Commemorating a Surfing Pioneer

Several hundred people gathered on a stretch of beach in Santa Monica that was popular with African Americans in the first half of the 20th Century  to honor pioneering African American Latino surfer Nick Gabaldon. Called “the Inkwell” by some, it was a derogatory term referencing the “blackness” of the beach-goers’ skin color.

But the vestiges of that racism were long gone on the recent Saturday where children from the Watts/Willowbrook Boys and Girls Clubs, as well as anyone who signed up, took free surfing lessons and also learned about marine biology both on the shore and in the Heal the Bay aquarium. They were also treated to screenings of two documentary films, “White Wash,” a chronicle of black surfing and “12 Miles North,” a film about Nick Gabaldon.

Children were standing on surfboards for the first time, their shaky stances growing firm and confident as the morning progressed. Surfing for them was transformed from a seemingly exotic pursuit to something they actually could — and did do.

Why was the Second District partnering with the Westside organization Heal the Bay to stage an event at the beach?

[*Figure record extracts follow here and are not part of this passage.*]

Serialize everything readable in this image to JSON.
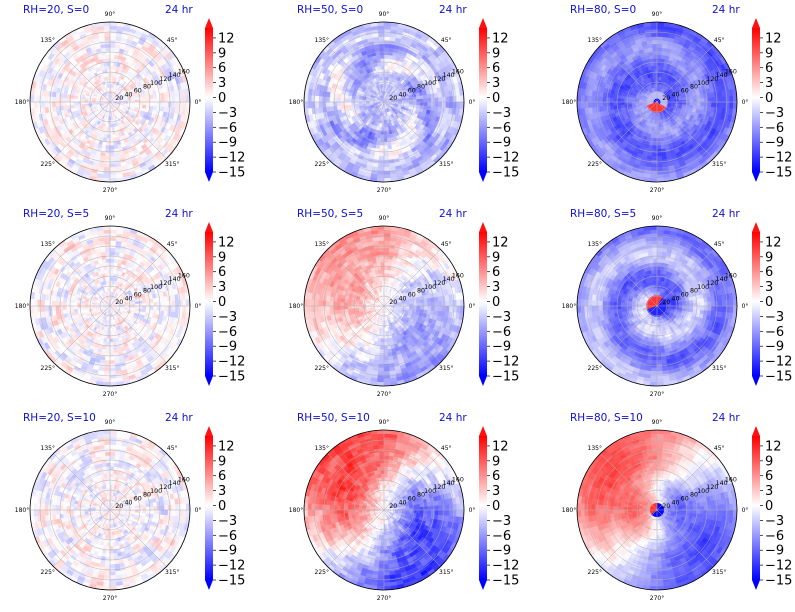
{
  "colors": {
    "title": "#1010cc",
    "positive": "#ff0000",
    "negative": "#0000ff",
    "neutral": "#ffffff",
    "grid": "#b0b0b0"
  },
  "colorbar": {
    "tick_labels": [
      "12",
      "9",
      "6",
      "3",
      "0",
      "−3",
      "−6",
      "−9",
      "−12",
      "−15"
    ],
    "range": [
      -15,
      14
    ],
    "extend": "both",
    "colormap": "bwr"
  },
  "polar_axes": {
    "angle_labels": [
      "90°",
      "45°",
      "0°",
      "315°",
      "270°",
      "225°",
      "180°",
      "135°"
    ],
    "radius_labels": [
      "20",
      "40",
      "60",
      "80",
      "100",
      "120",
      "140",
      "160"
    ],
    "radial_label_angle_deg": 22.5
  },
  "chart_data": [
    {
      "type": "heatmap",
      "projection": "polar",
      "title": "RH=20, S=0",
      "time_label": "24 hr",
      "rh": 20,
      "s": 0
    },
    {
      "type": "heatmap",
      "projection": "polar",
      "title": "RH=50, S=0",
      "time_label": "24 hr",
      "rh": 50,
      "s": 0
    },
    {
      "type": "heatmap",
      "projection": "polar",
      "title": "RH=80, S=0",
      "time_label": "24 hr",
      "rh": 80,
      "s": 0
    },
    {
      "type": "heatmap",
      "projection": "polar",
      "title": "RH=20, S=5",
      "time_label": "24 hr",
      "rh": 20,
      "s": 5
    },
    {
      "type": "heatmap",
      "projection": "polar",
      "title": "RH=50, S=5",
      "time_label": "24 hr",
      "rh": 50,
      "s": 5
    },
    {
      "type": "heatmap",
      "projection": "polar",
      "title": "RH=80, S=5",
      "time_label": "24 hr",
      "rh": 80,
      "s": 5
    },
    {
      "type": "heatmap",
      "projection": "polar",
      "title": "RH=20, S=10",
      "time_label": "24 hr",
      "rh": 20,
      "s": 10
    },
    {
      "type": "heatmap",
      "projection": "polar",
      "title": "RH=50, S=10",
      "time_label": "24 hr",
      "rh": 50,
      "s": 10
    },
    {
      "type": "heatmap",
      "projection": "polar",
      "title": "RH=80, S=10",
      "time_label": "24 hr",
      "rh": 80,
      "s": 10
    }
  ]
}
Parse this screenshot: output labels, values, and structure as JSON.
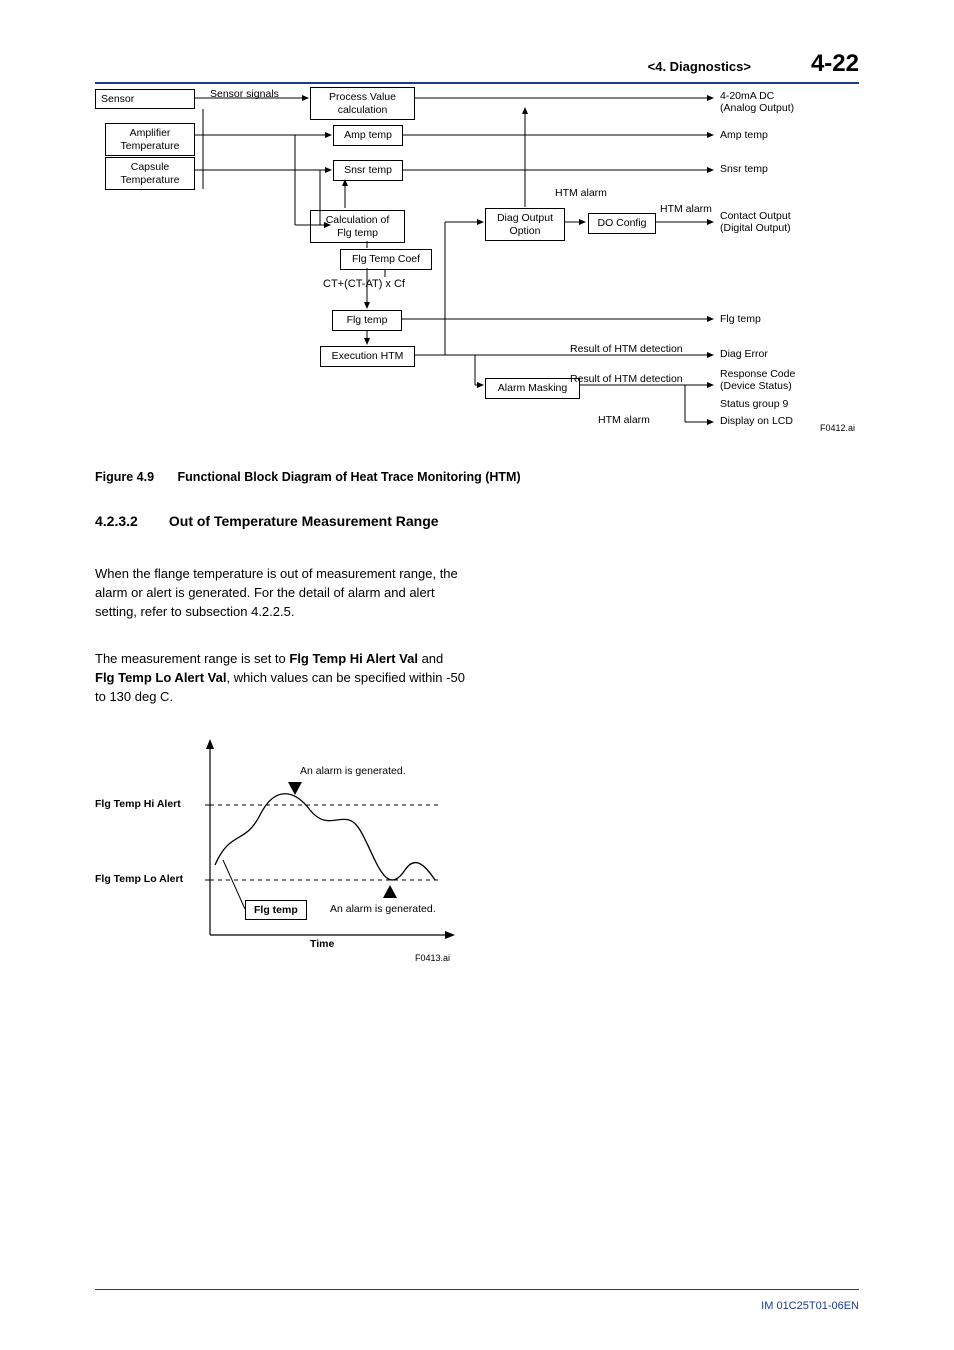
{
  "header": {
    "section": "<4.  Diagnostics>",
    "page": "4-22"
  },
  "figure1": {
    "caption_num": "Figure 4.9",
    "caption_title": "Functional Block Diagram of Heat Trace Monitoring (HTM)",
    "fileid": "F0412.ai",
    "boxes": {
      "sensor": "Sensor",
      "amp_temp_left": "Amplifier\nTemperature",
      "cap_temp_left": "Capsule\nTemperature",
      "pv_calc": "Process Value\ncalculation",
      "amp_temp_mid": "Amp temp",
      "snsr_temp_mid": "Snsr temp",
      "calc_flg": "Calculation of\nFlg temp",
      "flg_temp_coef": "Flg Temp Coef",
      "flg_temp_mid": "Flg temp",
      "exec_htm": "Execution HTM",
      "diag_output": "Diag Output\nOption",
      "do_config": "DO Config",
      "alarm_masking": "Alarm Masking"
    },
    "labels": {
      "sensor_signals": "Sensor signals",
      "formula": "CT+(CT-AT) x Cf",
      "htm_alarm": "HTM alarm",
      "result_htm": "Result of HTM detection",
      "out_420": "4-20mA DC\n(Analog Output)",
      "out_amp": "Amp temp",
      "out_snsr": "Snsr temp",
      "out_contact": "Contact Output\n(Digital Output)",
      "out_flg": "Flg temp",
      "out_diag": "Diag Error",
      "out_resp": "Response Code\n(Device Status)",
      "out_status": "Status group 9",
      "out_display": "Display on LCD"
    }
  },
  "section": {
    "number": "4.2.3.2",
    "title": "Out of Temperature Measurement Range"
  },
  "body": {
    "p1": "When the flange temperature is out of measurement range, the alarm or alert is generated. For the detail of alarm and alert setting, refer to subsection 4.2.2.5.",
    "p2_pre": "The measurement range is set to ",
    "p2_b1": "Flg Temp Hi Alert Val",
    "p2_mid": " and ",
    "p2_b2": "Flg Temp Lo Alert Val",
    "p2_post": ", which values can be specified within -50 to 130 deg C."
  },
  "figure2": {
    "hi_alert": "Flg Temp Hi Alert",
    "lo_alert": "Flg Temp Lo Alert",
    "alarm_top": "An alarm is generated.",
    "alarm_bot": "An alarm is generated.",
    "flg_temp": "Flg temp",
    "time": "Time",
    "fileid": "F0413.ai"
  },
  "footer": {
    "docid": "IM 01C25T01-06EN"
  }
}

Because Nick Gabaldon Day is about seeing ourselves in new ways and removing the limits of place, race and geography. The Second District is actually a land-locked one, with no coastal communities. Inglewood, Compton, Lynwood, Watts and South Los Angeles aren’t typically associated with surf and sand. But the Beach Boys, who made Southern California surf culture world famous, are from the great city of Hawthorne in the Second District. The Western boundaries of the Second District are also just 15 blocks from Nick Gabaldon’s family home.

Decades ago, African-American families enjoyed swimming at the Inkwell, but racial restrictions on coastal housing and recreational facilities such as public swimming pools and beaches severely limited the scope of water recreation in America. The consequences have been dire. Six out of 10 African American and Latino children do not know how to swim. That’s double the rate for white children, according to the USA Swimming Foundation. The drowning rate for black children is almost triple that of white children, according to the Centers for Disease Control.

“NO LIMITS” is an important mantra in the surfing world. “NO LIMITS” also summed up the celebration. Nick Gabaldon Day was just an extension of our heritage as risk takers, boundary breakers and pioneers.

The event came together through a wonderful mix of old friends and new partners, including: Historian Alison Rose Jefferson, whose work on the Inkwell and African American surfers has been significant and Heal the Bay, who has worked to preserve our coastal resources for the benefit those who live miles from the ocean, the Black Surfers Collective and the Surf Bus Foundation were models of servant-leadership. “White Wash” director Ted Woods got in the water with the kids. Rick Blocker, a one-man repository of black surfing history, which you can discover at his website, was also a guiding force in the event.

Blocker also commissioned a portrait of Nick Gabaldon unveiled that day. The portrait was painted by Richard Wyatt, who has celebrated our rich diversity in his works, many of which are public art murals throughout Los Angeles. His work is displayed at the Watts Towers Arts Center and the Capitol Records building.

So, in the spirit of Nick Gabaldon Day, don’t be afraid to catch a wave. Perhaps more importantly, don’t be afraid to make waves!